A. D. Newton1, G. Savulionyte1, K. R. Dumon1, D. T. Dempsey1 1Hospital Of The University Of Pennsylvania,Surgery,Philadelphia, PA, USA
Introduction: We hypothesize that laparoscopic gastropexy is a good alternative to formal paraesophageal hernia repair in frail elderly patients with giant hernias and mechanical symptoms. There is a paucity of published data evaluating this.
Methods: We compared all 18 laparoscopic gastropexies done between August 1, 2011 and December 31, 2013 with 18 age and sex matched formal laparoscopic repairs (sac removal, closure of diaphragmatic defect, fundoplication +/- gastropexy) done over the same period by a single surgeon. Postoperative clinical outcomes, radiographic persistence or recurrence of hiatal hernia (UGI), quality of life (GIQOL index), and patient satisfaction were evaluated and compared.

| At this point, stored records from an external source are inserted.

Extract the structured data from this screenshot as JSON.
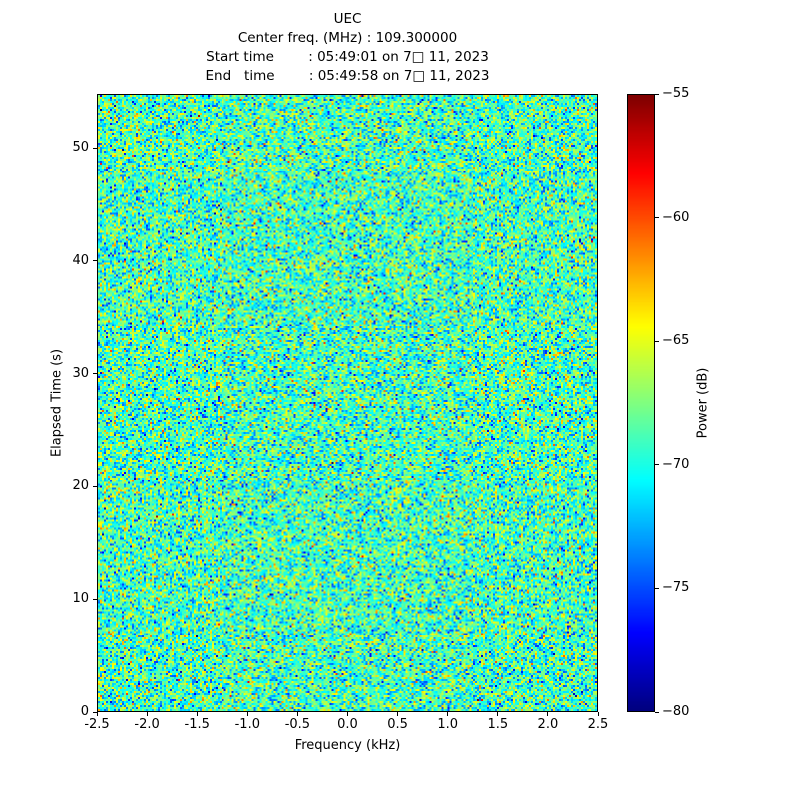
{
  "chart_data": {
    "type": "heatmap",
    "title": "UEC",
    "info_lines": [
      "Center freq. (MHz) : 109.300000",
      "Start time        : 05:49:01 on 7□ 11, 2023",
      "End   time        : 05:49:58 on 7□ 11, 2023"
    ],
    "xlabel": "Frequency (kHz)",
    "ylabel": "Elapsed Time (s)",
    "xlim": [
      -2.5,
      2.5
    ],
    "ylim": [
      0,
      54.8
    ],
    "x_ticks": {
      "values": [
        -2.5,
        -2.0,
        -1.5,
        -1.0,
        -0.5,
        0.0,
        0.5,
        1.0,
        1.5,
        2.0,
        2.5
      ],
      "labels": [
        "-2.5",
        "-2.0",
        "-1.5",
        "-1.0",
        "-0.5",
        "0.0",
        "0.5",
        "1.0",
        "1.5",
        "2.0",
        "2.5"
      ]
    },
    "y_ticks": {
      "values": [
        0,
        10,
        20,
        30,
        40,
        50
      ],
      "labels": [
        "0",
        "10",
        "20",
        "30",
        "40",
        "50"
      ]
    },
    "colorbar": {
      "label": "Power (dB)",
      "min": -80,
      "max": -55,
      "colormap": "jet",
      "ticks": {
        "values": [
          -55,
          -60,
          -65,
          -70,
          -75,
          -80
        ],
        "labels": [
          "−55",
          "−60",
          "−65",
          "−70",
          "−75",
          "−80"
        ]
      }
    },
    "noise": {
      "description": "Uniform random spectral noise across full band and duration; no visible signal. Dominant power near -69 dB (cyan-green) with sparse yellow/orange peaks (~-62 dB) and blue dips (~-76 dB).",
      "mean_db": -69,
      "std_db": 3.0,
      "rows": 309,
      "cols": 250,
      "seed": 20230711
    }
  }
}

Results: There was no significant difference in age between groups (gastropexy mean age: 79+/-10 years; formal repair mean age: 73+/-7 years). There were 14 females and 4 males in each group. All operations were completed laparoscopically. There were no hospital mortalities and one serious hospital complication (pneumonia requiring mechanical ventilation). (See table for other clinical outcomes and quality of life results.)
Results of radiographic evaluation of postoperative percentage of herniated stomach were as follows: (gastropexy: no hernia – 21%, 1-9% herniated – 0%, 10-19% herniated – 7%, 20-29% herniated – 50%, >29% herniated – 21%; formal repair: no hernia – 56%, 1-9% herniated – 31%, 10-19% herniated – 13%, 20-29% herniated – 0%, > 29% herniated – 0%, p < 0.01).

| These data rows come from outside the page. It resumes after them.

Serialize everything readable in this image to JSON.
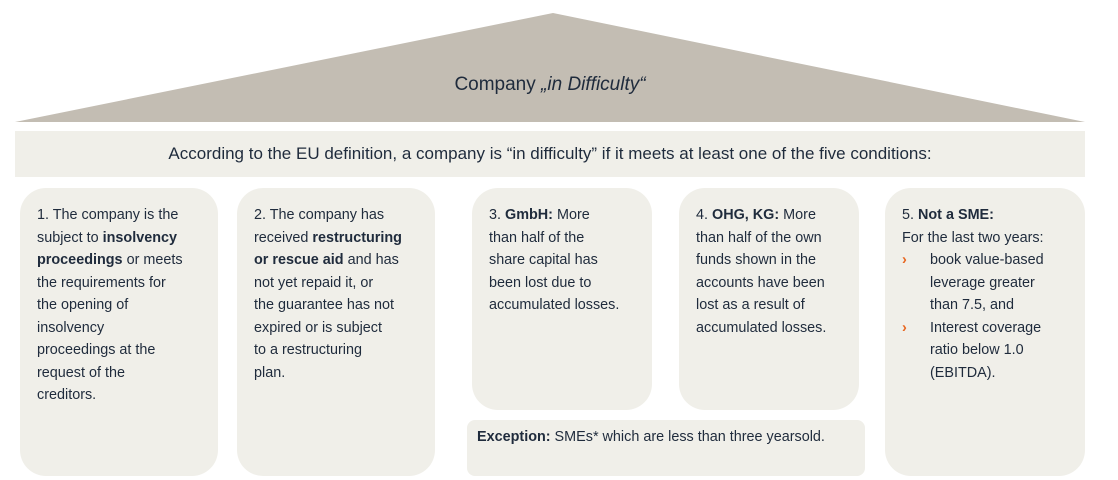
{
  "colors": {
    "roof": "#c3bdb3",
    "panel": "#f0efe9",
    "text": "#1f2b3c",
    "bullet": "#e8651e"
  },
  "roof": {
    "title_prefix": "Company ",
    "title_italic": "„in Difficulty“"
  },
  "banner": {
    "text": "According to the EU definition, a company is “in difficulty” if it meets at least one of the five conditions:"
  },
  "conditions": [
    {
      "lines": [
        [
          {
            "t": "1. The company is the"
          }
        ],
        [
          {
            "t": "subject to "
          },
          {
            "t": "insolvency",
            "b": true
          }
        ],
        [
          {
            "t": "proceedings",
            "b": true
          },
          {
            "t": " or meets"
          }
        ],
        [
          {
            "t": "the requirements for"
          }
        ],
        [
          {
            "t": "the opening of"
          }
        ],
        [
          {
            "t": "insolvency"
          }
        ],
        [
          {
            "t": "proceedings at the"
          }
        ],
        [
          {
            "t": "request of the"
          }
        ],
        [
          {
            "t": "creditors."
          }
        ]
      ]
    },
    {
      "lines": [
        [
          {
            "t": "2. The company has"
          }
        ],
        [
          {
            "t": "received "
          },
          {
            "t": "restructuring",
            "b": true
          }
        ],
        [
          {
            "t": "or rescue aid",
            "b": true
          },
          {
            "t": " and has"
          }
        ],
        [
          {
            "t": "not yet repaid it, or"
          }
        ],
        [
          {
            "t": "the guarantee has not"
          }
        ],
        [
          {
            "t": "expired or is subject"
          }
        ],
        [
          {
            "t": "to a restructuring"
          }
        ],
        [
          {
            "t": "plan."
          }
        ]
      ]
    },
    {
      "lines": [
        [
          {
            "t": "3. "
          },
          {
            "t": "GmbH:",
            "b": true
          },
          {
            "t": " More"
          }
        ],
        [
          {
            "t": "than half of the"
          }
        ],
        [
          {
            "t": "share capital has"
          }
        ],
        [
          {
            "t": "been lost due to"
          }
        ],
        [
          {
            "t": "accumulated losses."
          }
        ]
      ]
    },
    {
      "lines": [
        [
          {
            "t": "4. "
          },
          {
            "t": "OHG, KG:",
            "b": true
          },
          {
            "t": " More"
          }
        ],
        [
          {
            "t": "than half of the own"
          }
        ],
        [
          {
            "t": "funds shown in the"
          }
        ],
        [
          {
            "t": "accounts have been"
          }
        ],
        [
          {
            "t": "lost as a result of"
          }
        ],
        [
          {
            "t": "accumulated losses."
          }
        ]
      ]
    },
    {
      "lines": [
        [
          {
            "t": "5. "
          },
          {
            "t": "Not a SME:",
            "b": true
          }
        ],
        [
          {
            "t": "For the last two years:"
          }
        ],
        [
          {
            "t": "book value-based",
            "bullet": true
          }
        ],
        [
          {
            "t": "leverage greater",
            "indent": true
          }
        ],
        [
          {
            "t": "than 7.5, and",
            "indent": true
          }
        ],
        [
          {
            "t": "Interest coverage",
            "bullet": true
          }
        ],
        [
          {
            "t": "ratio below 1.0",
            "indent": true
          }
        ],
        [
          {
            "t": "(EBITDA).",
            "indent": true
          }
        ]
      ]
    }
  ],
  "exception": {
    "lines": [
      [
        {
          "t": "Exception:",
          "b": true
        },
        {
          "t": " SMEs* which are less than three years"
        }
      ],
      [
        {
          "t": "old."
        }
      ]
    ]
  },
  "icons": {
    "bullet": "chevron-right-icon"
  }
}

Conclusion: Laparoscopic gastropexy is a safe and useful operation in elderly patients with large paraesophageal hiatal hernias. It is well tolerated and patient satisfaction is high. Residual or recurrent hiatal hernia is very common after gastropexy, and also common after formal repair, but does not correlate with postoperative patient satisfaction and symptoms in either group.